A dedicated website ‘Do You Movement’ has been created which houses the video and text stories about these women achievers. One can share their own story too. Women have been invited to join the record-breaking event on 6th November at the Reliance Jio garden in Mumbai; the registrations are open on the website. One can also find planking events nearby, as well as a shopping link for women’s fitness wear from the brand.
These women brand ambassadors are employing their social media influence to spread the word with pictures of them planking, sparking more pictures of women planking. (I tried it too, couldn’t proceed beyond one!)
Encouraging. Non preachy. Real stories
For a fitness and sportswear brand, a women-centric campaign like ‘Do You’ is a relevant communication plug to connect and engage with women. And doing this via the ‘plank’ has ensured a brand differentiation, what with other major sportswear brands also indulging in a similar communication.
Reebok India’s #FitToFight campaign launched on Women’s Day this year is helmed by actress Kangana Ranaut, as brand ambassador she embodies what the brand stands for. The central message is: “How fit you are, decides how far you go. Go far. Be more. Be more human.” The brand roped in many real life women achievers and also invited women to share their ‘fit to fight’ stories. In fact, Reebok also indulged in getting women to exercise together. Read: “#FitToFight: Kangana Ranaut’s personal triumphs seek to inspire women in Reebok brand story”.
Following this, Nike tried to make noise with actress Deepika Padukone and other sports women and celebrities, going ‘Da da ding’. The video seeded through Padukone’s massive Facebook following quickly went viral with that catchy number but also raked in some criticism for being overtly sensational without making sense!

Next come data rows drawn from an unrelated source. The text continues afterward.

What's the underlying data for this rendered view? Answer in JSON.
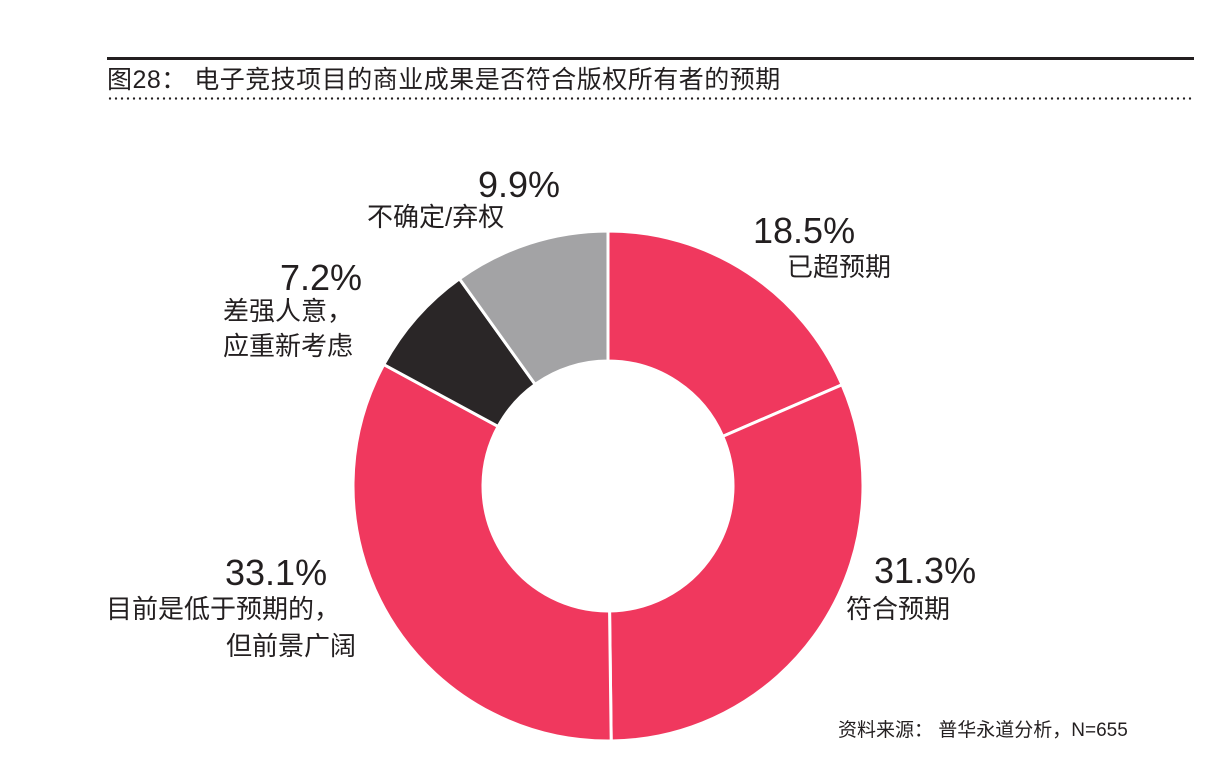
{
  "header": {
    "title": "图28： 电子竞技项目的商业成果是否符合版权所有者的预期"
  },
  "footer": {
    "source": "资料来源： 普华永道分析，N=655"
  },
  "labels": {
    "exceeded": {
      "pct": "18.5%",
      "text": "已超预期"
    },
    "met": {
      "pct": "31.3%",
      "text": "符合预期"
    },
    "below": {
      "pct": "33.1%",
      "line1": "目前是低于预期的，",
      "line2": "但前景广阔"
    },
    "poor": {
      "pct": "7.2%",
      "line1": "差强人意，",
      "line2": "应重新考虑"
    },
    "unsure": {
      "pct": "9.9%",
      "text": "不确定/弃权"
    }
  },
  "chart_data": {
    "type": "pie",
    "subtype": "donut",
    "title": "图28： 电子竞技项目的商业成果是否符合版权所有者的预期",
    "categories": [
      "已超预期",
      "符合预期",
      "目前是低于预期的，但前景广阔",
      "差强人意，应重新考虑",
      "不确定/弃权"
    ],
    "values": [
      18.5,
      31.3,
      33.1,
      7.2,
      9.9
    ],
    "unit": "%",
    "colors": [
      "#f0385e",
      "#f0385e",
      "#f0385e",
      "#2a2627",
      "#a3a3a5"
    ],
    "start_angle_deg": 0,
    "direction": "clockwise",
    "center": [
      608,
      486
    ],
    "outer_radius": 255,
    "inner_radius": 125,
    "annotation": "资料来源： 普华永道分析，N=655",
    "legend": "none (direct labels)"
  }
}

As for PUMA, coming into the picture now, the brand has some big shoes to fill into. It has to have a unique message and it needs to own that message for a longer period of time for it to make a lasting impression on Indian women’s minds. Marketing to women needs to go beyond a catchy song, a clarion call or just a one-off campaign.
Partnering with Blush is a good idea when a women’s brand does not invest in India-centric social media channels. Lately, Culture Machine’s Blush has been emerging as the YouTube channel for today’s women by telling stories of real women: their struggles, problems and achievements. Read: “How Blush is emerging as the YouTube channel for today’s women one video at a time.”
Puma’s #DoYou is an encouraging stand in line with the ’empowering women’ age we live in. The concept is supported with great stories, however, the fate of the campaign will be decided by how far the brand walks along with the women in their journey of strengthening their core, discovering their inner strength.